I think it is how it fills in "waves" in the hair, notice how each time a bunch of hair intersects with another, at least one set of hair curves unnaturally? Valleys and peaks where the hair bends should be similar in natural hair, here they are not.

heinrich5991 · on March 3, 2024

Working link: https://github.com/layerdiffusion/sd-forge-layerdiffusion/as....

GaggiX · on March 3, 2024

Paper: https://arxiv.org/abs/2402.17113

The author Lvmin Zhang is the same person behind ControlNet.

msp26 · on March 3, 2024

It's amazing how much they've contributed to imagegen. I started using forge recently and it's a great speedup from regular sd-webui. https://github.com/lllyasviel/stable-diffusion-webui-forge

teapourer · on March 3, 2024

Also the creator of Fooocus, the open source version of Midjourney. It’s amazing how much one person can contribute to a field in such a short span of time.

vunderba · on March 3, 2024

The partial alpha blending support for translucent materials is really cool (glass, plastic, etc).

I'd be curious to see how well this plays with inpainting. Apparently img2img is also on the authors todo list.

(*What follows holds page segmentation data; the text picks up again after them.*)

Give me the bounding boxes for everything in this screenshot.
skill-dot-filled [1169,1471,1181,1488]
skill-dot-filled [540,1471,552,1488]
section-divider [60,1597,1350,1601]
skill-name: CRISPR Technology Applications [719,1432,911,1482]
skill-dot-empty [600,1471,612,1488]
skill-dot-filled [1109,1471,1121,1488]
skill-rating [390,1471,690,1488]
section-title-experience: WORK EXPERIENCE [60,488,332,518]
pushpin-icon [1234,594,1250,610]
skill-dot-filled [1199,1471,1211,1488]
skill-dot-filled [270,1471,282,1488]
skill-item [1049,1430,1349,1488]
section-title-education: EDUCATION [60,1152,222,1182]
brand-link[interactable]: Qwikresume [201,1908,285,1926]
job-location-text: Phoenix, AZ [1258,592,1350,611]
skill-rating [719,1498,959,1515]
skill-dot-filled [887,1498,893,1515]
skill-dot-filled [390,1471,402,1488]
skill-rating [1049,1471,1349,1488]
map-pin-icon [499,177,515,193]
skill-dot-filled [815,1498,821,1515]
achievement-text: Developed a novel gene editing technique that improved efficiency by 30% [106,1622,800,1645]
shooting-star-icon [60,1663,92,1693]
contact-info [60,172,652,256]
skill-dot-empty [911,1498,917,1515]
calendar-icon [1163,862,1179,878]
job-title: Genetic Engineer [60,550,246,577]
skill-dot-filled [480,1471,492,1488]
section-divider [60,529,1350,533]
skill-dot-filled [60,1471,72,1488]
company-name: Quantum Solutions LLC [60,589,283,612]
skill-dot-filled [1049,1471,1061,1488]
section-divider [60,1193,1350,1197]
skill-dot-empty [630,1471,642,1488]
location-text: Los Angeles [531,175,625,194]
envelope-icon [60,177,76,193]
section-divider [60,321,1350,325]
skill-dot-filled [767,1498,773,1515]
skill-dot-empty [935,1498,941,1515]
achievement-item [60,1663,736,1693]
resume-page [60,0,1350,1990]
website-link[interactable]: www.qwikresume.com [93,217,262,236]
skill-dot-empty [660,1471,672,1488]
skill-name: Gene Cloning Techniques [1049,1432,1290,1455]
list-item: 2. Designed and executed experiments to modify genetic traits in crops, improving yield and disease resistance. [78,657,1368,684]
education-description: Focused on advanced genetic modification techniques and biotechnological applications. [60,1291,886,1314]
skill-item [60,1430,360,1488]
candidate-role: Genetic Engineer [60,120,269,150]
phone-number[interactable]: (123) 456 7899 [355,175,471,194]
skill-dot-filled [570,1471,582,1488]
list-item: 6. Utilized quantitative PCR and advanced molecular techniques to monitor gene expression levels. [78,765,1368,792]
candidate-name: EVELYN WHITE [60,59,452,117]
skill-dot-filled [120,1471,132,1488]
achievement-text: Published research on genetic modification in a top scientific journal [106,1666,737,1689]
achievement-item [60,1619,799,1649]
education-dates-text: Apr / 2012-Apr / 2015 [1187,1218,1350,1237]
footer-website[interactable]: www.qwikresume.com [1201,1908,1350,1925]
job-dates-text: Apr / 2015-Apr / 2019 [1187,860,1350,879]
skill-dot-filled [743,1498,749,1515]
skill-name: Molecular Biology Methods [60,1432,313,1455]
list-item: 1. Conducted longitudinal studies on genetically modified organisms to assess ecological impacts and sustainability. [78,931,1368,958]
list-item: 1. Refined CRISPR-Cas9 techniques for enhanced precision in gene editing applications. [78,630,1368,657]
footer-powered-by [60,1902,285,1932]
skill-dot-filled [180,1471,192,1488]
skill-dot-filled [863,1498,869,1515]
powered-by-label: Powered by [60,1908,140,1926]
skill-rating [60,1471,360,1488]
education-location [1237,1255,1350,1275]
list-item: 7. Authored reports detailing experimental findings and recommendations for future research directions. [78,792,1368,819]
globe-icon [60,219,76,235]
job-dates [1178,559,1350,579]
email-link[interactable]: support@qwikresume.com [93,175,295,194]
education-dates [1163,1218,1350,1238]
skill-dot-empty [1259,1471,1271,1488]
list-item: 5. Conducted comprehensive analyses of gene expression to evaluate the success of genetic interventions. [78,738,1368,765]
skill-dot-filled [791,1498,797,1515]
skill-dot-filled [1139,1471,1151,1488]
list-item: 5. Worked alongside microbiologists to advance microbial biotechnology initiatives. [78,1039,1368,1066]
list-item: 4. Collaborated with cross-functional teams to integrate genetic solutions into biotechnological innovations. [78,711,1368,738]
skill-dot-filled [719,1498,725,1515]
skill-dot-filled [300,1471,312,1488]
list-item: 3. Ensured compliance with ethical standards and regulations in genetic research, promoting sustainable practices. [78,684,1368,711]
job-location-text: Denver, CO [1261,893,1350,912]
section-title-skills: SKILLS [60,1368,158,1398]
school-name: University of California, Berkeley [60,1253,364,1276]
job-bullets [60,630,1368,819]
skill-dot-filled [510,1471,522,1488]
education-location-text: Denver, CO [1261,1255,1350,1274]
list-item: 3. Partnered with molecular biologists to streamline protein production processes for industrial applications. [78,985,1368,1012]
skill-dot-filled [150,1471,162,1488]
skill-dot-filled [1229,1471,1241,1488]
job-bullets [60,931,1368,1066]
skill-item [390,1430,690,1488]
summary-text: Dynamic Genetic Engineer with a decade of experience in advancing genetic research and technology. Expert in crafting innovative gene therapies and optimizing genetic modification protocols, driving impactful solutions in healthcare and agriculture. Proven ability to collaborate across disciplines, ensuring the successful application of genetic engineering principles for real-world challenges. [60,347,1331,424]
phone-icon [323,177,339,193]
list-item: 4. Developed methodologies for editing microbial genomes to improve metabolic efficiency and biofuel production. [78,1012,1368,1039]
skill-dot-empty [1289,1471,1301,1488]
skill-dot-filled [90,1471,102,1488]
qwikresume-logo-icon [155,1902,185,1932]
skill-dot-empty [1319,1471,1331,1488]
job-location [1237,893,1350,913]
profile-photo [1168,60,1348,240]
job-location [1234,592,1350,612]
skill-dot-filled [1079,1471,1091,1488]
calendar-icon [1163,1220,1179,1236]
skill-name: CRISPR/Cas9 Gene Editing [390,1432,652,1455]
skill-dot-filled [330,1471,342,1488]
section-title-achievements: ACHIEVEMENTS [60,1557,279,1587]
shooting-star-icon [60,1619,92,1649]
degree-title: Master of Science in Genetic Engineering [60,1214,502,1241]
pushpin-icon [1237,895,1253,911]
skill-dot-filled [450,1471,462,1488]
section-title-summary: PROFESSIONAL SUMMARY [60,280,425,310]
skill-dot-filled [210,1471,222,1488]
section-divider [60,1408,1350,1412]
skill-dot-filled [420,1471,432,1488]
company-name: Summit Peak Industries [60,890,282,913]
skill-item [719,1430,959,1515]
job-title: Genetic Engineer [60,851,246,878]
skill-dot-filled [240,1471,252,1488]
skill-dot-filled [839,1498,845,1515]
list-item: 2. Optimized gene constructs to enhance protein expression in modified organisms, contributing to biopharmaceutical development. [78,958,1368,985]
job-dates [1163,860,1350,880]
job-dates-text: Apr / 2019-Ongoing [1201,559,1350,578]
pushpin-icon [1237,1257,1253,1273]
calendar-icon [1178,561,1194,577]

jasonjamerson · on March 3, 2024

Good AI rotoscoping is welcome any time.

CuriouslyC · on March 3, 2024

It's not too far off. Vid2vid is already decent at keeping character consistency when configured correctly, background/environment flickering is hard to control but since the process is currently done using img2img on successive frames that makes sense. I think we'll see new models that do temporal convolution soon that will make video -> video transformations absolutely stunning.

swyx · on March 3, 2024

reactions

1 - the way the dog at the end gets a reflection off the floor is pretty nice.

2 - i wonder how this compares in terms of latency/complexity with a comfyui pipeline that just does a typical edge detection/masking layer to achieve the transparency effect. however i dont think that method would work with the glass example as shown

dannyw · on March 3, 2024

Apache 2.0, the beauty of open source. Nice.